Question

# If $A^{\dfrac{1}{A} }=B^{\dfrac{1}{B} }=C^{\dfrac{1}{C} },\ A^{BC}+B^{AC}+C^{AB}=729$. Find the value of $A^{\dfrac{1}{A} }$.

Hint: In this question it is given that $A^{\dfrac{1}{A} }=B^{\dfrac{1}{B} }=C^{\dfrac{1}{C} },\ A^{BC}+B^{AC}+C^{AB}=729$. We have to find the value of $A^{\dfrac{1}{A} }$. So to find the solution we first need to express A in terms of B and similarly express C in terms of B and we have to put in the second equation from where we will get the value of B and after that we can easily find the value of $A^{\dfrac{1}{A} }$.
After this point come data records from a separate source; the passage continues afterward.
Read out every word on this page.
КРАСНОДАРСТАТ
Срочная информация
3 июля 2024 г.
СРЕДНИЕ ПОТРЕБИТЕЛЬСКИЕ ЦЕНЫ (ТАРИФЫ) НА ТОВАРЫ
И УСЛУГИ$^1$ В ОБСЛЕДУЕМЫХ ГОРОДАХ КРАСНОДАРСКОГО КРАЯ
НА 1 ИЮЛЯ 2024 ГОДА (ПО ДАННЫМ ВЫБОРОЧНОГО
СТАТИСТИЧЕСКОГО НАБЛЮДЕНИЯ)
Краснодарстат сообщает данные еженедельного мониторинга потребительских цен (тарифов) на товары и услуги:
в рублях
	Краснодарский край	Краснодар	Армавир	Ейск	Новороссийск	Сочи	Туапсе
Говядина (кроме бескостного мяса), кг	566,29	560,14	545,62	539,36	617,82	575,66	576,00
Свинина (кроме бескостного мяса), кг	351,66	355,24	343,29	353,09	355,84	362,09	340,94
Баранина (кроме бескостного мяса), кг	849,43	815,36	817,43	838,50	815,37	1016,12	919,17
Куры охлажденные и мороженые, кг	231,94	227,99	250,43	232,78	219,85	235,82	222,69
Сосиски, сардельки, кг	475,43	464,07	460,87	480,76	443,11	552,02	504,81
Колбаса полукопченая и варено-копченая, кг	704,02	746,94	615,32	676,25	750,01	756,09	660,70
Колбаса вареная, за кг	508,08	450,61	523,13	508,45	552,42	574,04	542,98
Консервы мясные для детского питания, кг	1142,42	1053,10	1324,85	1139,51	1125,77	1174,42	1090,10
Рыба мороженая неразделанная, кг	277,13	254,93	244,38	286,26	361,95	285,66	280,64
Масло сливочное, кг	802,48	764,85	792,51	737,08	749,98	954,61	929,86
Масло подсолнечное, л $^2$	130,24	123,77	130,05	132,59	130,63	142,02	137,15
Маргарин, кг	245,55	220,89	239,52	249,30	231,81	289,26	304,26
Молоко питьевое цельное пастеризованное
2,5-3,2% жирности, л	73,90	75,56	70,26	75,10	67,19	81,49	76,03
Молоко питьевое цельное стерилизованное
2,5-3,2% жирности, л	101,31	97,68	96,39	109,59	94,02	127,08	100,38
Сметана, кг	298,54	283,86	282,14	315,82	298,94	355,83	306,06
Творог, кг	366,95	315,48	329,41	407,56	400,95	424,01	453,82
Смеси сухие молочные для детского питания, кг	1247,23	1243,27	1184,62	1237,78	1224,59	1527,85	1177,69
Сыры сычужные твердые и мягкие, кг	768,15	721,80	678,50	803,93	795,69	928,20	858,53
Complete step-by-step solution:
Given,
$A^{\dfrac{1}{A} }=B^{\dfrac{1}{B} }=C^{\dfrac{1}{C} }$..................(1)
Taking first and second from the above equation, we get,
$A^{\dfrac{1}{A} }=B^{\dfrac{1}{B} }$
$\Rightarrow \left( A^{\dfrac{1}{A} }\right)^{AB} =\left( B^{\dfrac{1}{B} }\right)^{AB}$ [ taking power AB on the both side of the equation]
$\Rightarrow \left( A\right)^{\dfrac{1}{A} \times AB} =\left( B\right)^{\dfrac{1}{B} \times AB}$ [since, $\left( a^{n}\right)^{m} =a^{n\times m}$]
$\Rightarrow A^{B}=B^{A}$...........(2)
Now taking second and third form the equation(1) we get,
$B^{\dfrac{1}{B} }=C^{\dfrac{1}{C} }$
$\Rightarrow \left( B^{\dfrac{1}{B} }\right)^{BC} =\left( C^{\dfrac{1}{C} }\right)^{BC}$ [ taking Power BC on the both side]
$\Rightarrow \left( B\right)^{\dfrac{1}{B} \times BC} =\left( C\right)^{\dfrac{1}{C} \times BC}$
$\Rightarrow B^{C}=C^{B}$
$\Rightarrow C^{B}=B^{C}$...............(3)
Now another equation that is given,
$A^{BC}+B^{AC}+C^{AB}=729$
$\Rightarrow \left( A^{B}\right)^{C} +B^{AC}+\left( C^{B}\right)^{A} =729$.............(4)
Now putting the value of $A^{B}\ \text{and} \ C^{B}$ in the above equation we get,
$\left( B^{A}\right)^{C} +B^{AC}+\left( B^{C}\right)^{A} =729$
$\Rightarrow B^{AC}+B^{AC}+B^{AC}=729$
$\Rightarrow 3B^{AC}=729$
$\Rightarrow B^{AC}=\dfrac{729}{3}$
$\Rightarrow B^{AC}=243$
$\Rightarrow B^{AC}=3^{5}$
So by comparing the sides we can say that the above equation is satisfied if and only if,
B=3 and AC=5
Now putting the value of B in equation (1) we get,
$A^{\dfrac{1}{A} }=B^{\dfrac{1}{B} }=C^{\dfrac{1}{C} }$
$\Rightarrow A^{\dfrac{1}{A} }=B^{\dfrac{1}{B} }$ [taking the first two]
$\Rightarrow A^{\dfrac{1}{A} }=3^{\dfrac{{}1}{3} }$ [since B=3]
Which is our required solution.

Note: You can also solve this problem by taking $A^{\dfrac{1}{A} }=B^{\dfrac{1}{B} }=C^{\dfrac{1}{C} }=k$, so from here you can able to find the value of A, B and C and after putting these values in the second equation you will get the value of k. Which helps you to find the value of $A^{\dfrac{1}{A} }$.